In Search of a Sustainable Co-Active Future
- POSTED ON MAY 30, 2019
Our planet (our home) is in trouble, there is little dispute. Freshwater is becoming ever scarcer, wildlife populations have declined exponentially since the 70s and the burning of fossil fuels is having horrific impacts on the environment.
Speaking about climate change recently, the UN secretary general Ban Ki-moon appealed for ‘leaders to act’. When we hear rallying cries like this we tend to think of world leaders. We look to governments to solve problems and make tough decisions that seem abstract to our daily lives.
More and more people however, believe that the corporate sector will bring solutions to aid the creation of a fairer, greener, more equitable world long before governments wake up to the urgency of the problem. And, this must go deeper than business innovation; this is about recasting corporate purpose to accomplish a great change to our economic and social system – so we can live within the carrying capacity of our planet.
In my work at Earthwatch and study with the Institute for Leadership and Sustainability, I come across many people who are quietly working away inside their organisations to shift the needle on sustainability. They would not define themselves as leaders, they may not be at the top of the hierarchy or hold the large pay packets or be particularly ‘charismatic’, but they are definitely leaders in my view.
Conversations with them reveal that in spite of cross sector working groups and online communities, driving change is a lonely business that often feels futile; it is all too easy to lose momentum and fall into old habits. A recent report from the Guardian identified that even CEOs feel powerless to drive sustainability in their companies given the pressure to achieve short-term success.

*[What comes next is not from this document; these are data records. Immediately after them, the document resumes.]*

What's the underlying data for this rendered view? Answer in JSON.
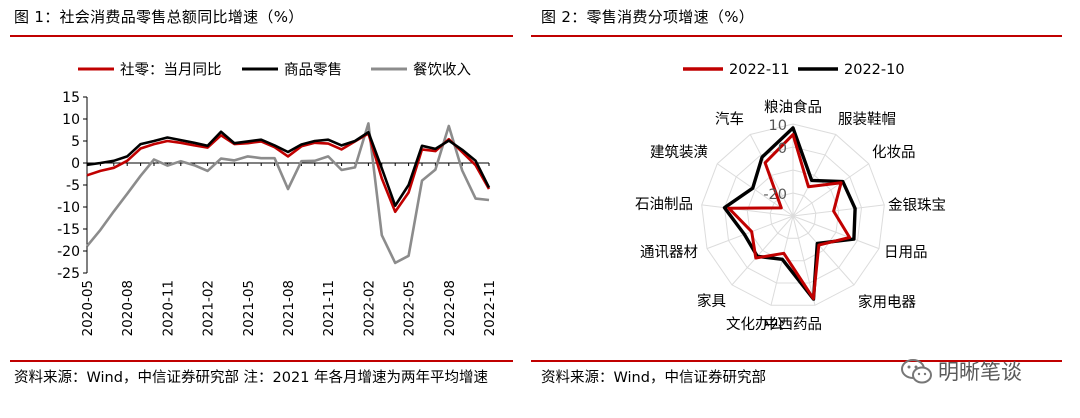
{
  "left_panel": {
    "title": "图 1：社会消费品零售总额同比增速（%）",
    "source": "资料来源：Wind，中信证券研究部 注：2021 年各月增速为两年平均增速"
  },
  "right_panel": {
    "title": "图 2：零售消费分项增速（%）",
    "source": "资料来源：Wind，中信证券研究部"
  },
  "watermark": {
    "text": "明晰笔谈",
    "icon": "wechat-icon"
  },
  "colors": {
    "red": "#c00000",
    "black": "#000000",
    "gray": "#8c8c8c",
    "rule": "#c00000"
  },
  "chart_data": [
    {
      "type": "line",
      "title": "图 1：社会消费品零售总额同比增速（%）",
      "legend_position": "top",
      "x": [
        "2020-05",
        "2020-06",
        "2020-07",
        "2020-08",
        "2020-09",
        "2020-10",
        "2020-11",
        "2020-12",
        "2021-01",
        "2021-02",
        "2021-03",
        "2021-04",
        "2021-05",
        "2021-06",
        "2021-07",
        "2021-08",
        "2021-09",
        "2021-10",
        "2021-11",
        "2021-12",
        "2022-01",
        "2022-02",
        "2022-03",
        "2022-04",
        "2022-05",
        "2022-06",
        "2022-07",
        "2022-08",
        "2022-09",
        "2022-10",
        "2022-11"
      ],
      "x_tick_labels": [
        "2020-05",
        "2020-08",
        "2020-11",
        "2021-02",
        "2021-05",
        "2021-08",
        "2021-11",
        "2022-02",
        "2022-05",
        "2022-08",
        "2022-11"
      ],
      "ylim": [
        -25,
        15
      ],
      "y_ticks": [
        15,
        10,
        5,
        0,
        -5,
        -10,
        -15,
        -20,
        -25
      ],
      "series": [
        {
          "name": "社零：当月同比",
          "color": "#c00000",
          "values": [
            -2.8,
            -1.8,
            -1.1,
            0.5,
            3.3,
            4.3,
            5.0,
            4.6,
            4.0,
            3.5,
            6.3,
            4.3,
            4.5,
            4.9,
            3.6,
            1.5,
            3.8,
            4.6,
            4.4,
            3.1,
            4.9,
            6.7,
            -3.5,
            -11.1,
            -6.7,
            3.1,
            2.7,
            5.4,
            2.5,
            -0.5,
            -5.9
          ]
        },
        {
          "name": "商品零售",
          "color": "#000000",
          "values": [
            -0.4,
            0.0,
            0.5,
            1.5,
            4.3,
            5.0,
            5.8,
            5.2,
            4.6,
            3.9,
            7.1,
            4.5,
            4.9,
            5.3,
            4.0,
            2.5,
            4.2,
            5.0,
            5.3,
            4.0,
            5.0,
            7.0,
            -1.2,
            -9.7,
            -5.0,
            3.9,
            3.2,
            5.1,
            3.0,
            0.5,
            -5.6
          ]
        },
        {
          "name": "餐饮收入",
          "color": "#8c8c8c",
          "values": [
            -18.9,
            -15.2,
            -11.0,
            -7.0,
            -2.9,
            0.8,
            -0.6,
            0.4,
            -0.5,
            -1.8,
            1.0,
            0.6,
            1.5,
            1.1,
            1.1,
            -5.9,
            0.4,
            0.5,
            1.5,
            -1.6,
            -1.0,
            9.0,
            -16.4,
            -22.7,
            -21.1,
            -4.0,
            -1.5,
            8.4,
            -1.7,
            -8.1,
            -8.4
          ]
        }
      ]
    },
    {
      "type": "radar",
      "title": "图 2：零售消费分项增速（%）",
      "legend_position": "top",
      "axis_labels": [
        "粮油食品",
        "服装鞋帽",
        "化妆品",
        "金银珠宝",
        "日用品",
        "家用电器",
        "中西药品",
        "文化办公",
        "家具",
        "通讯器材",
        "石油制品",
        "建筑装潢",
        "汽车"
      ],
      "tick_labels": [
        "10",
        "0",
        "-20"
      ],
      "r_range": [
        -30,
        10
      ],
      "series": [
        {
          "name": "2022-11",
          "color": "#c00000",
          "values": [
            5.4,
            -15.6,
            -4.6,
            -12.2,
            -3.7,
            -13.1,
            7.0,
            -13.3,
            -5.6,
            -10.8,
            -1.9,
            -23.8,
            -3.9
          ]
        },
        {
          "name": "2022-10",
          "color": "#000000",
          "values": [
            8.3,
            -12.5,
            -3.7,
            -2.8,
            -1.7,
            -14.1,
            7.2,
            -10.6,
            -6.6,
            -7.4,
            0.0,
            -8.7,
            -1.1
          ]
        }
      ]
    }
  ]
}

In ecology there is a concept called resilience, defined as the capacity of species or ecosystems to deal with change and continue to develop. To my mind, our sustainability leaders need more support to become resilient and hold on to the sense of purpose that drives them.

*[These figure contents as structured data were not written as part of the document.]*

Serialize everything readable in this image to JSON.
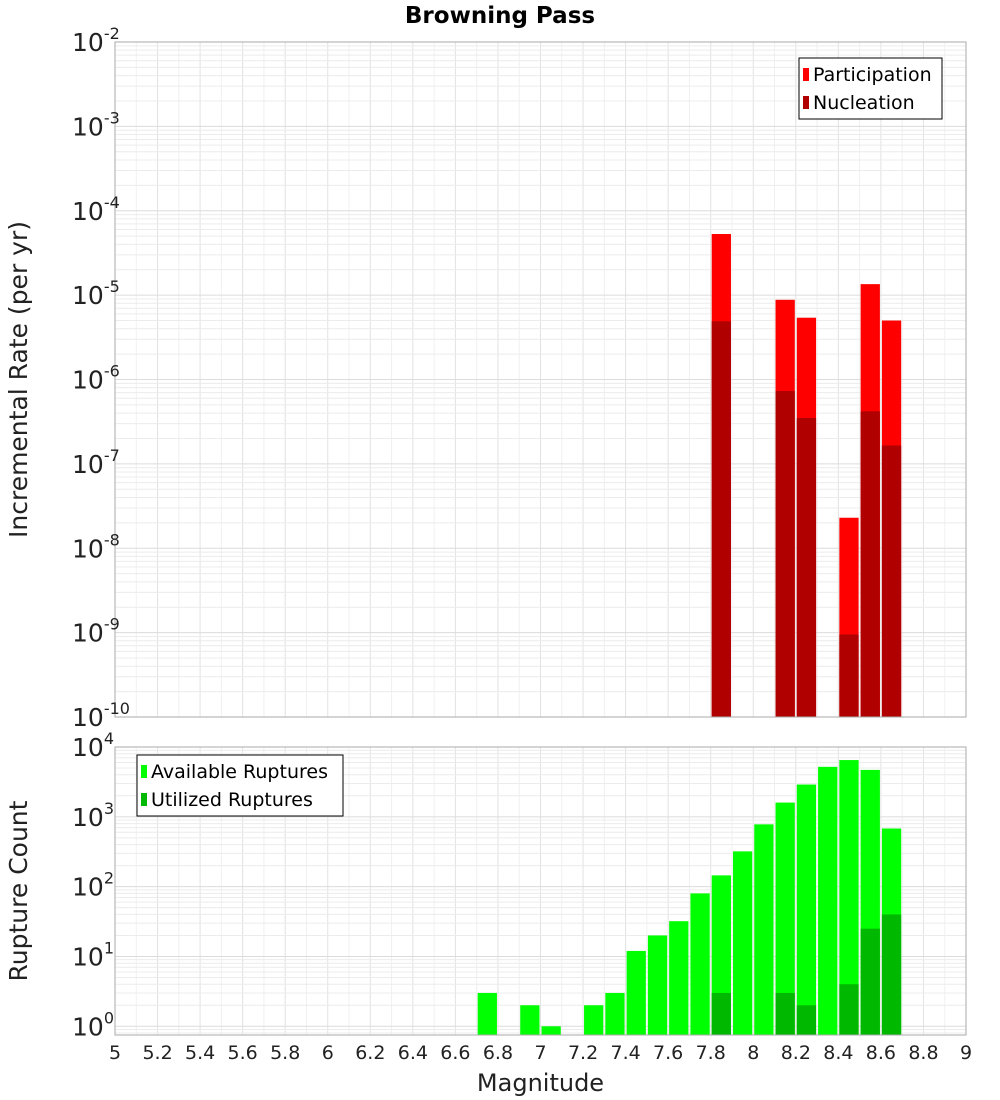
{
  "chart_data": [
    {
      "type": "bar",
      "title": "Browning Pass",
      "ylabel": "Incremental Rate (per yr)",
      "xlabel": "",
      "xlim": [
        5,
        9
      ],
      "ylim": [
        1e-10,
        0.01
      ],
      "yscale": "log",
      "grid": true,
      "legend": "top-right",
      "bin_width": 0.1,
      "ytick_labels": [
        {
          "base": "10",
          "exp": "-10"
        },
        {
          "base": "10",
          "exp": "-9"
        },
        {
          "base": "10",
          "exp": "-8"
        },
        {
          "base": "10",
          "exp": "-7"
        },
        {
          "base": "10",
          "exp": "-6"
        },
        {
          "base": "10",
          "exp": "-5"
        },
        {
          "base": "10",
          "exp": "-4"
        },
        {
          "base": "10",
          "exp": "-3"
        },
        {
          "base": "10",
          "exp": "-2"
        }
      ],
      "ytick_values": [
        1e-10,
        1e-09,
        1e-08,
        1e-07,
        1e-06,
        1e-05,
        0.0001,
        0.001,
        0.01
      ],
      "series": [
        {
          "name": "Participation",
          "color": "#ff0000",
          "x": [
            7.85,
            8.15,
            8.25,
            8.45,
            8.55,
            8.65
          ],
          "values": [
            5.3e-05,
            8.8e-06,
            5.4e-06,
            2.3e-08,
            1.35e-05,
            5e-06
          ]
        },
        {
          "name": "Nucleation",
          "color": "#b00000",
          "x": [
            7.85,
            8.15,
            8.25,
            8.45,
            8.55,
            8.65
          ],
          "values": [
            4.9e-06,
            7.3e-07,
            3.5e-07,
            9.5e-10,
            4.2e-07,
            1.65e-07
          ]
        }
      ]
    },
    {
      "type": "bar",
      "title": "",
      "ylabel": "Rupture Count",
      "xlabel": "Magnitude",
      "xlim": [
        5,
        9
      ],
      "ylim": [
        0.75,
        10000
      ],
      "yscale": "log",
      "grid": true,
      "legend": "top-left",
      "bin_width": 0.1,
      "ytick_labels": [
        {
          "base": "10",
          "exp": "0"
        },
        {
          "base": "10",
          "exp": "1"
        },
        {
          "base": "10",
          "exp": "2"
        },
        {
          "base": "10",
          "exp": "3"
        },
        {
          "base": "10",
          "exp": "4"
        }
      ],
      "ytick_values": [
        1,
        10,
        100,
        1000,
        10000
      ],
      "xtick_labels": [
        "5",
        "5.2",
        "5.4",
        "5.6",
        "5.8",
        "6",
        "6.2",
        "6.4",
        "6.6",
        "6.8",
        "7",
        "7.2",
        "7.4",
        "7.6",
        "7.8",
        "8",
        "8.2",
        "8.4",
        "8.6",
        "8.8",
        "9"
      ],
      "xtick_values": [
        5,
        5.2,
        5.4,
        5.6,
        5.8,
        6,
        6.2,
        6.4,
        6.6,
        6.8,
        7,
        7.2,
        7.4,
        7.6,
        7.8,
        8,
        8.2,
        8.4,
        8.6,
        8.8,
        9
      ],
      "series": [
        {
          "name": "Available Ruptures",
          "color": "#00ff00",
          "x": [
            6.75,
            6.95,
            7.05,
            7.25,
            7.35,
            7.45,
            7.55,
            7.65,
            7.75,
            7.85,
            7.95,
            8.05,
            8.15,
            8.25,
            8.35,
            8.45,
            8.55,
            8.65
          ],
          "values": [
            3,
            2,
            1,
            2,
            3,
            12,
            20,
            32,
            80,
            145,
            320,
            780,
            1600,
            2900,
            5200,
            6500,
            4700,
            680
          ]
        },
        {
          "name": "Utilized Ruptures",
          "color": "#00b800",
          "x": [
            7.85,
            8.15,
            8.25,
            8.45,
            8.55,
            8.65
          ],
          "values": [
            3,
            3,
            2,
            4,
            25,
            40
          ]
        }
      ]
    }
  ]
}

The Co-Active coaching model has a lot to offer here: a fulfilling life is not about owning more things and achieving more goals, it is about a life of meaning and the ability to imagine a future where this meaning can be lived and honoured.
Fulfillment can exist when daily life feels uncomfortable and exhausting. As Whitworth, et al. remind us “the paradox of fulfillment is that it is possible both to have a sense of inner peace and to experience an outer struggle at the same time.” Co-Active coaches hold this as a guiding principle and as such can be (and already are), powerful enablers for sustainability leaders, offering recognition and acknowledgement for what can be a thankless quest.
Co-Active coaches seek to connect with their client’s hearts, minds, bodies and spirits, rather than simply focusing on individual problems and working with ‘the head’ as some coaching disciplines tend to do. I have seen for myself the re-connection that takes place in clients through this approach – often preceded by a sense of discomfort at the idea of listening to the body, perhaps for the first time since childhood.
This way of working is immensely powerful for sustainability and many would argue that rational Western thought has separated us from the natural world and led to the crisis we now find ourselves in. According to the philosophy of deep ecology, bodily experience and emotional arousal can lead to a heightened sense of empathy for non-human life and an appreciation of how dependent we are on the well-being of nature for our own well-being.
This is the kind of transformation we need to induce if we are to visualise and create a sustainable future; we cannot do this with our intellect alone – as great as that may be. Love, care and empathy are not words that feature widely in management vocabulary but they deserve to be given a voice in organisations.
We need more powerful alliances between Co-Active coaches and sustainability leaders in order to nurture and sustain the courage to challenge organisational status quo so profit becomes just one driving force amongst many others, and to do so without feeling the pressure to replicate traditional models of leadership. There is no template for success. Everyone is creative, resourceful and whole.